Gérald Darmanin, the French Interior Minister, confirmed that a crisis meeting had been held alongside Prime Minister Jean Castex.
The attack is just the latest to strike France, after history teacher Samuel Paty was beheaded in another attack north of Paris.
Paty was stabbed by an 18-year-old Chechen after he showed the cartoons to his students during a lesson on free speech.
Parents of pupils at the school had led a campaign against him, before the attack took place. Seven have been arrested.
Just a few weeks earlier, an 18-year-old Pakistani stabbed a wounded two people outside the old offices of satirical magazine Charlie Hebdo.
The man has admitted to police that he was targeting the magazine for publishing cartoons of the Prophet Mohammed.
The attack is thought to have begun around 9am before police were called, and arrested the perpetrator. The area is now cordoned off
It also comes amid mass protests in many Islamic countries against Emmanuel Macron, after the French President spoke up in defence of the cartoons.
Tweeting in Arabic, he wrote: ‘Nothing makes us hold back, ever. We respect all differences in the spirit of peace.

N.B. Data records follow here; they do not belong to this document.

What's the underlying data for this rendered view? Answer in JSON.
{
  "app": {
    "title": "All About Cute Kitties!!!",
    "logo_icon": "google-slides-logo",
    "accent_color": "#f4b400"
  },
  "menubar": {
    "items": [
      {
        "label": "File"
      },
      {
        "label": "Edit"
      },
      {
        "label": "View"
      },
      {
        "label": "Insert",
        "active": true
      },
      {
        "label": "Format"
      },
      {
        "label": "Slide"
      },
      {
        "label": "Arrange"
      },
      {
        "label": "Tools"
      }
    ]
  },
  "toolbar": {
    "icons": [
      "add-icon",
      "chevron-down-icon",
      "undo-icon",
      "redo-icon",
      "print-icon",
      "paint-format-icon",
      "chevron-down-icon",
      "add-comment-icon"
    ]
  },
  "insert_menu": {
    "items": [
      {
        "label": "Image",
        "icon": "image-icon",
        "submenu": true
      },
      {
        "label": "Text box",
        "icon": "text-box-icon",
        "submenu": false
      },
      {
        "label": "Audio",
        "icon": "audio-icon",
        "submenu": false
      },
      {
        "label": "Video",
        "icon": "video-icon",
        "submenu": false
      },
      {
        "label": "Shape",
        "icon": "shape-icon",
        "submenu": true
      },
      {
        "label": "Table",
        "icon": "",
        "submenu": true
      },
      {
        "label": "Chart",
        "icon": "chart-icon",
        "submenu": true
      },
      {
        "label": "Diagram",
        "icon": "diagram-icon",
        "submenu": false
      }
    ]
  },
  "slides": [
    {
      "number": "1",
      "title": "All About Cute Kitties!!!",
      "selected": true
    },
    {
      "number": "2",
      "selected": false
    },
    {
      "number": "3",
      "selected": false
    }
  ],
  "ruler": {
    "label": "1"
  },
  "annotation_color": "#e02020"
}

We never accept hate speech and defend rational debate.
‘We will always stand by human dignity and universal values.’
His remarks have prompted demonstrations in Gaza, Turkey, Pakistan and Bangladesh, and boycotts of French products in Jordan, Kuwait, Qatar and Palestinian territories.
Turkish President Recep Tayyip Erdogan has led outrage at Macron, suggesting that he is mentally ill and needs to have his health evaluated.